Hereditary neuropathy with liability to pressure palsies (HNPP) is characterized by repeated focal pressure neuropathies such as carpal tunnel syndrome and peroneal palsy with foot drop. Recovery from acute neuropathy is often complete; when recovery is not complete, the resulting disability is usually mild. Some affected individuals also have signs of a mild to moderate peripheral neuropathy. The prevalence of HNPP is estimated at 7 to 16 cases per 100,000 population. Penetrance is 100% but expressivity is highly variable even within the same family. Approximately 6% to 23% of individuals diagnosed with HNPP have an asymptomatic affected parent. A contiguous gene deletion of chromosome 17p11.2 that includes PMP22 is present in approximately 80% of affected individuals; the remaining 20% have a pathogenic variant in PMP22 (GeneReviews: https://www.ncbi.nlm.nih.gov/books/NBK1392/).

Table 1: Overview of the probemixes and genes related to CMT.

Probemix	Genes and coverage	Condition	Remarks*
P033 CMT1 (IVD)	PMP22: all exons KIF1b: 2 probes	CMT1A and HNPP CMT2A1	PMP22 probes are all identical to P405, plus there is one exon 5 probe extra in P033.
PP405 CMT1 (IVD)	PMP22: all exons MPZ: all exons GJB1: all exons	CMT1A and HNPP CMT1B CMTX	PMP22 probes are all identical to P033, plus one extra exon 4 and exon 5 probe in P033. MPZ probes are all identical to P143.
P143 MFN2-MPZ (RUO)	MFN2: all exons MPZ: all exons	CMT2A CMT1B	MPZ probes are all identical to P405.

*Probes are identical in sequence; they can differ in length. IVD: in vitro diagnostic. RUO: research use only.

Probemix content
The SALSA MLPA Probemix P033-B4 CMT1 contains 38 MLPA probes with amplification products between 130 and 436 nucleotides (nt). This includes 16 probes for the 17p12 chromosomal region, 2 flanking probes, and 2 probes for the KIF1b gene. In addition, 18 reference probes are included that detect autosomal chromosomal locations. Complete probe sequences and the identity of the genes detected by the reference probes are available online (www.mrcholland.com).

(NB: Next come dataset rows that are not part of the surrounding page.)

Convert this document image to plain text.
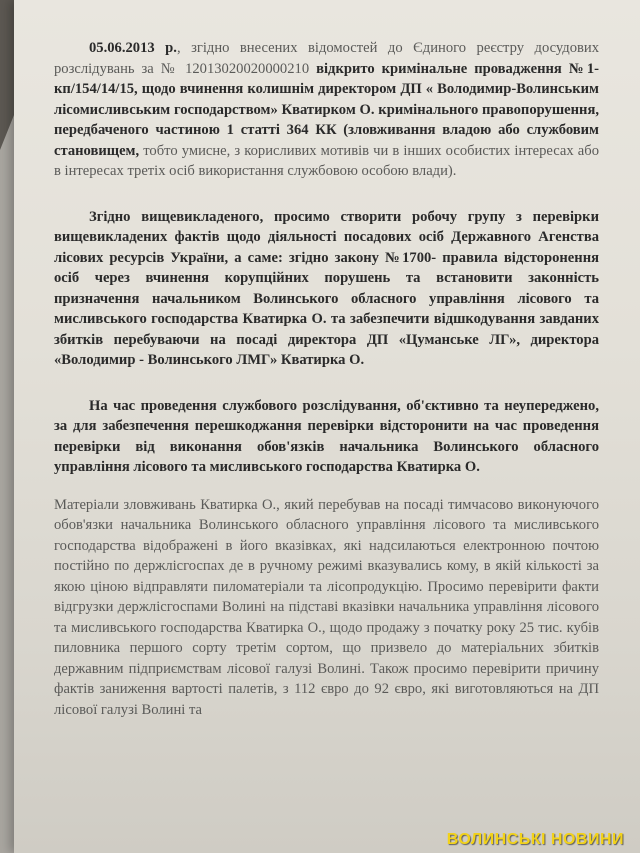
05.06.2013 р., згідно внесених відомостей до Єдиного реєстру досудових розслідувань за № 12013020020000210 відкрито кримінальне провадження №1-кп/154/14/15, щодо вчинення колишнім директором ДП « Володимир-Волинським лісомисливським господарством» Кватирком О. кримінального правопорушення, передбаченого частиною 1 статті 364 КК (зловживання владою або службовим становищем, тобто умисне, з корисливих мотивів чи в інших особистих інтересах або в інтересах третіх осіб використання службовою особою влади).

Згідно вищевикладеного, просимо створити робочу групу з перевірки вищевикладених фактів щодо діяльності посадових осіб Державного Агенства лісових ресурсів України, а саме: згідно закону №1700- правила відсторонення осіб через вчинення корупційних порушень та встановити законність призначення начальником Волинського обласного управління лісового та мисливського господарства Кватирка О. та забезпечити відшкодування завданих збитків перебуваючи на посаді директора ДП «Цуманське ЛГ», директора «Володимир - Волинського ЛМГ» Кватирка О.

На час проведення службового розслідування, об'єктивно та неупереджено, за для забезпечення перешкоджання перевірки відсторонити на час проведення перевірки від виконання обов'язків начальника Волинського обласного управління лісового та мисливського господарства Кватирка О.

Матеріали зловживань Кватирка О., який перебував на посаді тимчасово виконуючого обов'язки начальника Волинського обласного управління лісового та мисливського господарства відображені в його вказівках, які надсилаються електронною почтою постійно по держлісгоспах де в ручному режимі вказувались кому, в якій кількості за якою ціною відправляти пиломатеріали та лісопродукцію. Просимо перевірити факти відгрузки держлісгоспами Волині на підставі вказівки начальника управління лісового та мисливського господарства Кватирка О., щодо продажу з початку року 25 тис. кубів пиловника першого сорту третім сортом, що призвело до матеріальних збитків державним підприємствам лісової галузі Волині. Також просимо перевірити причину фактів заниження вартості палетів, з 112 євро до 92 євро, які виготовляються на ДП лісової галузі Волині та

ВОЛИНСЬКІ НОВИНИ
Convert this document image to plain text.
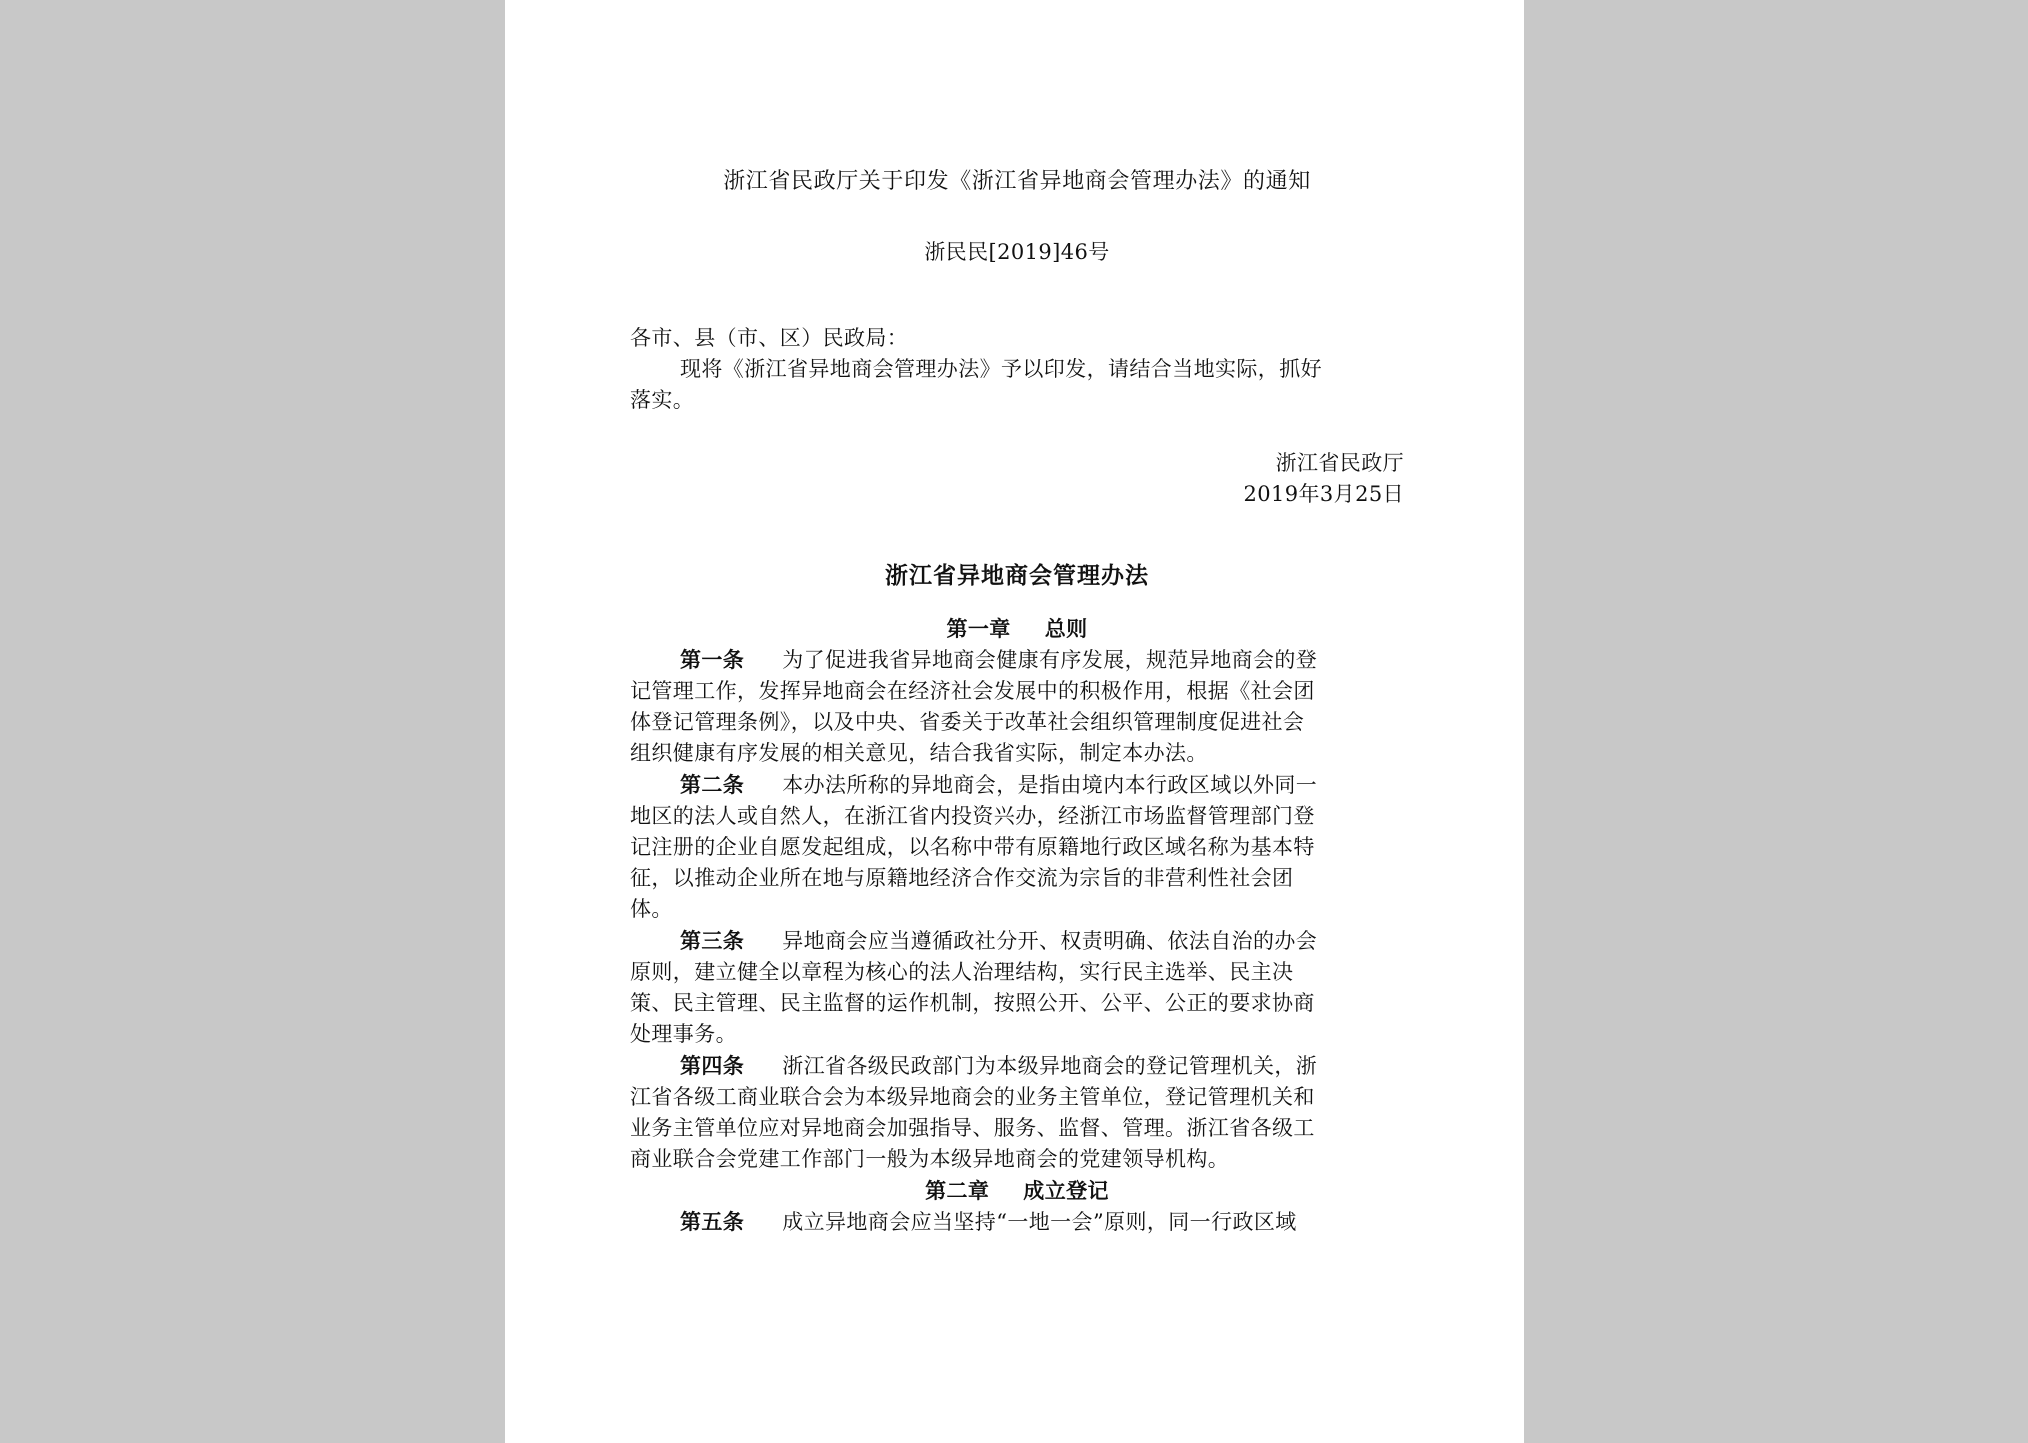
浙江省民政厅关于印发《浙江省异地商会管理办法》的通知
浙民民[2019]46号
各市、县（市、区）民政局：
现将《浙江省异地商会管理办法》予以印发，请结合当地实际，抓好
落实。
浙江省民政厅
2019年3月25日
浙江省异地商会管理办法
第一章 总则
第一条 为了促进我省异地商会健康有序发展，规范异地商会的登
记管理工作，发挥异地商会在经济社会发展中的积极作用，根据《社会团
体登记管理条例》，以及中央、省委关于改革社会组织管理制度促进社会
组织健康有序发展的相关意见，结合我省实际，制定本办法。
第二条 本办法所称的异地商会，是指由境内本行政区域以外同一
地区的法人或自然人，在浙江省内投资兴办，经浙江市场监督管理部门登
记注册的企业自愿发起组成，以名称中带有原籍地行政区域名称为基本特
征，以推动企业所在地与原籍地经济合作交流为宗旨的非营利性社会团
体。
第三条 异地商会应当遵循政社分开、权责明确、依法自治的办会
原则，建立健全以章程为核心的法人治理结构，实行民主选举、民主决
策、民主管理、民主监督的运作机制，按照公开、公平、公正的要求协商
处理事务。
第四条 浙江省各级民政部门为本级异地商会的登记管理机关，浙
江省各级工商业联合会为本级异地商会的业务主管单位，登记管理机关和
业务主管单位应对异地商会加强指导、服务、监督、管理。浙江省各级工
商业联合会党建工作部门一般为本级异地商会的党建领导机构。
第二章 成立登记
第五条 成立异地商会应当坚持“一地一会”原则，同一行政区域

This probemix contains nine quality control fragments generating amplification products between 64 and 105 nt: four DNA Quantity fragments (Q-fragments), two DNA Denaturation fragments (D-fragments), one Benchmark fragment, and one chromosome X and one chromosome Y-specific fragment. More information on how to interpret observations on these control fragments can be found in the MLPA General Protocol and online at www.mrcholland.com.